When jetpacks were revealed in 1961, they captured everyone’s imagination. Famous biochemist, Isaac Asimov, predicted that jetpacks would be ‘as common as a bicycle’ by the year 2000. There are many reasons why recreational jetpacks failed to make it to mass market, primarily safety concerns and cost. Are driverless cars facing a similar fate?
The emergence of driverless vehicle technology had the automotive industry abuzz with visions of the future. Automakers have invested millions into driverless cars, Google’s Waymo recently announced $2.5 billion extra to fund its driverless taxi-hailing service.
There are five levels of vehicle automation possible: a human driver is required for levels one to three, and no human driver is necessary for levels four and five. Levels four and five are driverless and the focal point of this article.
Promise > delivery
Elon Musk has become synonymous with driverless cars, manifested in his sustainable energy vision for Tesla. Musk previously forecast that his Tesla cars would be driverless by 2019, and further promised a million robotaxis on the road by 2020.
The tech giant has become renowned for overpromising and underdelivering and is in good company on this occasion. Representatives of Uber, Lyft, General Motors, Waymo, Toyota, and Honda all proclaimed that driverless cars on public roads would be a reality already.
Yet here we are in 2021, with no driverless cars or delivery trucks for sale in a showroom anywhere. Although Waymo deployed a test fleet of driverless vehicles in Arizona, and similarly Toyota in Tokyo ahead of the 2020 Olympics, these vehicles are company-owned and are not for sale.
The moral dilemma
The idea behind a driverless vehicle is quite simple. First, produce a vehicle with embedded cameras and connectivity that tracks all surrounding objects. Second, have the vehicle react, such as by stopping at a red light. However, driving is one of the complicated activities humans routinely do, and it involves many moral decisions.
Imagine a pedestrian crosses the street in front of you as you are driving. You immediately hit the brakes to avoid hitting them, right? At this moment, you potentially shifted the risk of injury or death from the pedestrian to everybody in the car. It’s not clear how a driverless vehicle would respond in this situation, and a recent U.S. survey found that 86% of respondents were either afraid or unsure about a driverless ride.
Machines deciding who gets to live or die on the roads is a dark consequence of merging human life with technology. Technology companies are trying to overcome this problem by teaching AI systems to make ethical decisions. This is not a simple task because there are debates around which ethical judgements to install as road ethics vary between cultures.
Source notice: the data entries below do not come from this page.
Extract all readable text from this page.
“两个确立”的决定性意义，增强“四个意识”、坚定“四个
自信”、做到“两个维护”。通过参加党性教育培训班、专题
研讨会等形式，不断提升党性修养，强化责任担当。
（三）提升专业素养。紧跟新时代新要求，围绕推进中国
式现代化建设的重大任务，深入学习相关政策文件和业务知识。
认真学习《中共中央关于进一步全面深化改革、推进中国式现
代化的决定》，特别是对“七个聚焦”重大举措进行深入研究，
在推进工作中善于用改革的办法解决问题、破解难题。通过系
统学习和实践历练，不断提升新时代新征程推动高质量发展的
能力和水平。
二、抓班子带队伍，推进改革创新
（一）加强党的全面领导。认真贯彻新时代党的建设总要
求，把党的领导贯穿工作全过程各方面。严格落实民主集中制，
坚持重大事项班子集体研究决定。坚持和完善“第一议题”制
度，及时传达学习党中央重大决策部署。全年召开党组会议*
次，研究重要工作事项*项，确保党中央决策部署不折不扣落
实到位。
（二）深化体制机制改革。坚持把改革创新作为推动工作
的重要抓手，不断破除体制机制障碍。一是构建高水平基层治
Securing public acceptance around driverless vehicles will remain a long-term challenge.
There are many advantages to driverless vehicles. They could see an end to drink driving, improved traffic efficiency, and increased mobility for the elderly and disabled. Backers of the technology heavily promote the idea that driverless rides are better for the environment. However, the scientific evidence doesn’t show that computers are dramatically more fuel-efficient or have lower carbon emissions than human drivers.
Hope, and investments, remain
So, if driverless cars are revolutionary in theory and not in practice, why are companies still investing in them?
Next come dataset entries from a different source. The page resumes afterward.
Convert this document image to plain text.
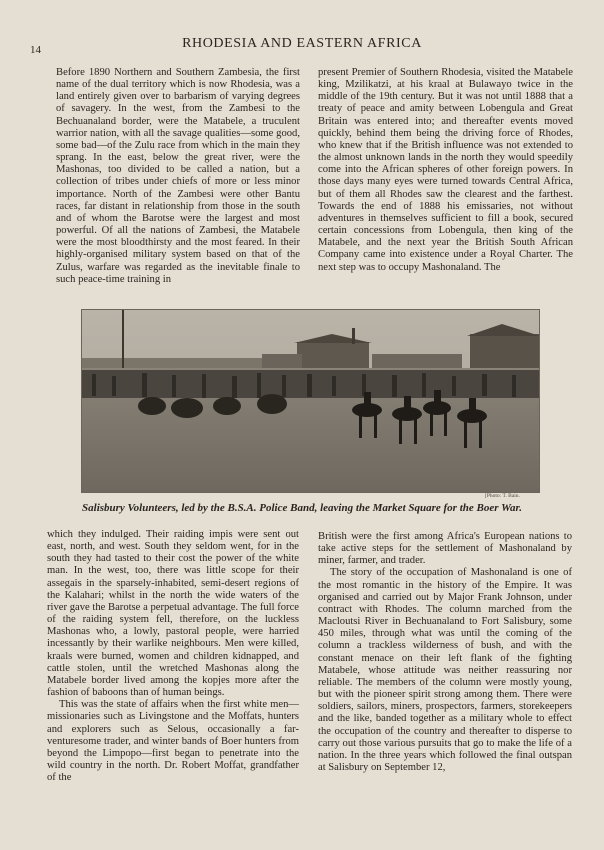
14	RHODESIA AND EASTERN AFRICA

Before 1890 Northern and Southern Zambesia, the first name of the dual territory which is now Rhodesia, was a land entirely given over to barbarism of varying degrees of savagery. In the west, from the Zambesi to the Bechuanaland border, were the Matabele, a truculent warrior nation, with all the savage qualities—some good, some bad—of the Zulu race from which in the main they sprang. In the east, below the great river, were the Mashonas, too divided to be called a nation, but a collection of tribes under chiefs of more or less minor importance. North of the Zambesi were other Bantu races, far distant in relationship from those in the south and of whom the Barotse were the largest and most powerful. Of all the nations of Zambesi, the Matabele were the most bloodthirsty and the most feared. In their highly-organised military system based on that of the Zulus, warfare was regarded as the inevitable finale to such peace-time training in

present Premier of Southern Rhodesia, visited the Matabele king, Mzilikatzi, at his kraal at Bulawayo twice in the middle of the 19th century. But it was not until 1888 that a treaty of peace and amity between Lobengula and Great Britain was entered into; and thereafter events moved quickly, behind them being the driving force of Rhodes, who knew that if the British influence was not extended to the almost unknown lands in the north they would speedily come into the African spheres of other foreign powers. In those days many eyes were turned towards Central Africa, but of them all Rhodes saw the clearest and the farthest. Towards the end of 1888 his emissaries, not without adventures in themselves sufficient to fill a book, secured certain concessions from Lobengula, then king of the Matabele, and the next year the British South African Company came into existence under a Royal Charter. The next step was to occupy Mashonaland. The

[Photo: T. Bain.
Salisbury Volunteers, led by the B.S.A. Police Band, leaving the Market Square for the Boer War.

which they indulged. Their raiding impis were sent out east, north, and west. South they seldom went, for in the south they had tasted to their cost the power of the white man. In the west, too, there was little scope for their assegais in the sparsely-inhabited, semi-desert regions of the Kalahari; whilst in the north the wide waters of the river gave the Barotse a perpetual advantage. The full force of the raiding system fell, therefore, on the luckless Mashonas who, a lowly, pastoral people, were harried incessantly by their warlike neighbours. Men were killed, kraals were burned, women and children kidnapped, and cattle stolen, until the wretched Mashonas along the Matabele border lived among the kopjes more after the fashion of baboons than of human beings.

This was the state of affairs when the first white men—missionaries such as Livingstone and the Moffats, hunters and explorers such as Selous, occasionally a far-venturesome trader, and winter bands of Boer hunters from beyond the Limpopo—first began to penetrate into the wild country in the north. Dr. Robert Moffat, grandfather of the

British were the first among Africa's European nations to take active steps for the settlement of Mashonaland by miner, farmer, and trader.

The story of the occupation of Mashonaland is one of the most romantic in the history of the Empire. It was organised and carried out by Major Frank Johnson, under contract with Rhodes. The column marched from the Macloutsi River in Bechuanaland to Fort Salisbury, some 450 miles, through what was until the coming of the column a trackless wilderness of bush, and with the constant menace on their left flank of the fighting Matabele, whose attitude was neither reassuring nor reliable. The members of the column were mostly young, but with the pioneer spirit strong among them. There were soldiers, sailors, miners, prospectors, farmers, storekeepers and the like, banded together as a military whole to effect the occupation of the country and thereafter to disperse to carry out those various pursuits that go to make the life of a nation. In the three years which followed the final outspan at Salisbury on September 12,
Sometimes technology starts as dangerous and barely worth it when it is first invented. For example, plane innovation has come a long way from the Wright Brothers inventing a basic flying machine in 1903 to contemporary aviation. A Qantas-operated flight can travel from Dallas to Sydney, travelling over one-third of the distance around Earth in 17 hours, a prospect completely unimaginable a hundred years ago.
The underlying problem with the sales pitch for driverless vehicles is that they start with the end product, and ignore the process in-between innovation and commercialisation, when hazards emerge and are refined over time, a process that can take decades. Although the vision of everyday jetpacks never happened, the technology has potentially found a new role in the emergency services and the military.
Similarly, it’s likely that the driverless vehicle revolution will not occur on the timeline predicted by big tech. And when it does, it will cater to niche applications.
Will driverless cars’ potential ever become reality?
Driverless vehicles and several other mobility applications are captured in our assessment of the market for electronically steered antennas (ESA’s). This is due to publish in January 2022. A handful of ESA manufacturers see this technology, and the broader autonomous vehicles segment, as fundamental to unlocking the cost efficiencies associated with volume. There’s a very strong case for keeping vehicles and the occupants connected, whether that be via cellular and/or satcom. However, the big question mark is whether we’ll see potential become reality in a reasonable timeframe, if at all.
At this stage, it appears betting big on the mass adoption of driverless vehicles as opposed to targeting more immediate opportunities could very easily end in a failure to launch for ESA manufacturers.